Of course, some days are better than others. I love getting into a code sprint where I have a run where I knock out 6-8 things in a single sitting. Sometimes, it’s hard to quantify exactly what it is: today, for example, I spent my morning watching videos of Ultimate VFX, a Unity Store collection of visual effects, with the goal of finding something that would we could try for Shaman’s Revive Ally command. I finally found one that I liked, so I would call it my first successful “addition” for the day. After that, I found that I had to update Unity in order to get the effects to work – so that was my second success. Third, I got the effect loading, and was able to export it as a prefab for furthe rtesting. Fourth, I started recreating the scene from the game, brought in the effect, and started tweaking the effect to fit the game. Then I ran out of time, came home, and started writing this post: my fifth thing of the day.
By that account, apparently I’m bucking the trend today! It’s not immediately obvious, but I’m in a better place for tomorrow, to further realize how this effect will work, and if its successful, I’ll bring it into the actual game build, and then ultimately tweak it from there as further possible items for my 3 Things A Day mantra.
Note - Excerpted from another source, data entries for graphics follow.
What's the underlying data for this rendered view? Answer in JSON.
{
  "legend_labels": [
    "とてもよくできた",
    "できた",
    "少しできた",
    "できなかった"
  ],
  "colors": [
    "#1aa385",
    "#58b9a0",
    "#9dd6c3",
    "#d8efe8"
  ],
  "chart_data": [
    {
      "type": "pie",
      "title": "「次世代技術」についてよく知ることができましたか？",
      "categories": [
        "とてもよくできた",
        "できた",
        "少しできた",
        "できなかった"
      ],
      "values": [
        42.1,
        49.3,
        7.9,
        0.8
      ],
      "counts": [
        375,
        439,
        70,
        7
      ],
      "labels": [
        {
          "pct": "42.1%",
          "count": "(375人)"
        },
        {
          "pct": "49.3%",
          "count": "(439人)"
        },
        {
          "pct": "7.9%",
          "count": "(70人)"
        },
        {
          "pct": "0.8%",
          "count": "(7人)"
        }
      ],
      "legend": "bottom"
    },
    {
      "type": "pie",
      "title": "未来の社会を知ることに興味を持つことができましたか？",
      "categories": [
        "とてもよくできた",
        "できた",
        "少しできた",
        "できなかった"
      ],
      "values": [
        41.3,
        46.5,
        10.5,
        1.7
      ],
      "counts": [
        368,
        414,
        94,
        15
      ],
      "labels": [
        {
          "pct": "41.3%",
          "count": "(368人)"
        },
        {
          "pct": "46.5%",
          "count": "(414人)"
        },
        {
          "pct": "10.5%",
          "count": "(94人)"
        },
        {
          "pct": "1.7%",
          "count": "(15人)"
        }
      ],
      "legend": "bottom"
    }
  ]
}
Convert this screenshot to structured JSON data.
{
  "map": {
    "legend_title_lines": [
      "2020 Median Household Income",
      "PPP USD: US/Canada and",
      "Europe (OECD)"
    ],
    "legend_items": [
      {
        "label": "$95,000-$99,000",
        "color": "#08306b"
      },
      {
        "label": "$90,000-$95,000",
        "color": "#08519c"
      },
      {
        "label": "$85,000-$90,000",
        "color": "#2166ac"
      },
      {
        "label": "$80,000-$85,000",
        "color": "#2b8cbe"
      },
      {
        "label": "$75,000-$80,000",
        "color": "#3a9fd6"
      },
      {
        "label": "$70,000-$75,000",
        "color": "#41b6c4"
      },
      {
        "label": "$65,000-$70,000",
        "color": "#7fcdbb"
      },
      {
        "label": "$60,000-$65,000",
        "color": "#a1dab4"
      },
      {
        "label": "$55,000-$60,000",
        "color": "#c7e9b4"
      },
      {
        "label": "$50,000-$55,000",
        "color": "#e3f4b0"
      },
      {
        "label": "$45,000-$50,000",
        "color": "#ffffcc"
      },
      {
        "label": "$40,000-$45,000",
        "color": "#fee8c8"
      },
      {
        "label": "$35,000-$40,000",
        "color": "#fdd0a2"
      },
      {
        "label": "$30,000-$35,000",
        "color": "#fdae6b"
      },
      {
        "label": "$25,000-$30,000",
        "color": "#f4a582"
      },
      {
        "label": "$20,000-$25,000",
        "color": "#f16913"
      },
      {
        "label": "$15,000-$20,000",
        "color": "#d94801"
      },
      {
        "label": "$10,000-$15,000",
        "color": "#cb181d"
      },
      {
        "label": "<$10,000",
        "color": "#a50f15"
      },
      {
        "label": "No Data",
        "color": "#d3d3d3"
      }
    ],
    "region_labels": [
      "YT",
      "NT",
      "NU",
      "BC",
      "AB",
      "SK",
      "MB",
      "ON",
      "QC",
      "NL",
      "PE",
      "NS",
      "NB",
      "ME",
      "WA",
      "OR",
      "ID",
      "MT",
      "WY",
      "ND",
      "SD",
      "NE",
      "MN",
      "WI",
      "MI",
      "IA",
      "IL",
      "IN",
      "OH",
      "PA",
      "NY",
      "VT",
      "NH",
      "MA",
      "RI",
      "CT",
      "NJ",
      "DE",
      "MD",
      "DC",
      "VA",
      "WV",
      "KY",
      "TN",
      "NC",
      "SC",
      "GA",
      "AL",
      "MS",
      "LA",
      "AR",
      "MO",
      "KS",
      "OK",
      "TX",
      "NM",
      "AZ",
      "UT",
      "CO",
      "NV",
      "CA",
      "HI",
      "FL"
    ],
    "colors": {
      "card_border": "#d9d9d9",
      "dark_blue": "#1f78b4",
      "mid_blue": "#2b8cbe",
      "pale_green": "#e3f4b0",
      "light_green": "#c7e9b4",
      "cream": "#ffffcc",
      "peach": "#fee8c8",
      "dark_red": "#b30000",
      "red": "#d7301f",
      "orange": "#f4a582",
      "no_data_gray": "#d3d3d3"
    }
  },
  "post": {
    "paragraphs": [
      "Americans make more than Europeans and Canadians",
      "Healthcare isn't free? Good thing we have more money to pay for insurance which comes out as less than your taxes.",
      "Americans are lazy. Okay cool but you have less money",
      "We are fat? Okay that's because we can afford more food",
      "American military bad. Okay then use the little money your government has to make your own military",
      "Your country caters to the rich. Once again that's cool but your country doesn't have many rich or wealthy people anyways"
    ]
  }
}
In a perfect world, it would be innumerable updates per day. But that’s just unrealistic, plain and simple. For now, I’m sticking with a tangible number that I can strive towards. 3, oh 3, it’s the magic number.
All that to say, it’s a great feeling to have things keep moving forward. Progress is never readily apparent, but as time moves on, becomes all the more obvious.
Alex here with a Derelict Zones development update. That’s right, Derelict Zones is alive and doing well!
Apologies for the radio silence since our last update, but we wanted to focus all our efforts on the design and development of Derelict Zones. We’ve reached a point where we’re ready to start showing some fresh glimpses of the game, and most importantly, getting the game into the hands of players.
We’ve had a couple of major developments in the game since our last public showing. The biggest change in terms of gameplay is the core player turn. Cards are now used to represent actions on each character’s turn – Move, Attack, Defend, etc. – and a player can play up to two cards on their turn. There’s also one-time use special cards that players have to carefully choose when to play. Turn order is based on each crew member’s and enemy’s speed scores, and this is displayed on screen for the player to take into consideration.
The second major development since our last public outing was developing proper 3D models for all game characters and objects in the main combat stages, which has led to vast improvements in the visual department. The 3D models are essentially the flat 2D game pieces we had in our original design, but extruded into 3D space to make them feel like proper cardboard cutouts. The lighting and shadows achieved by having the models in 3D makes a dramatic difference in making them feel like part of the scene, rather than sprites juxtaposed in 3D space.
Since May of last year, we’ve focused all our efforts into making a proper demo of the game, which takes its form as a chapter from early on in the game. We felt this made a good choice because it teaches the player core gameplay mechanics as well as introduce them to the story and characters. In other words, it’s a solid vertical slice we could present players that gives a complete experience of the game: from the intro cutscenes to stage combat to weapon upgrades.
While we continue to fine tune the demo, we’ve also been carving out some of the other levels of the game, applying techniques and lessons learned and from building out the demo. This in turn has helped further refine some of the games systems, which is a really nice side effect!
We’ll be announcing more information about some upcoming opportunities to play the game, so as they say, “Please be excited.”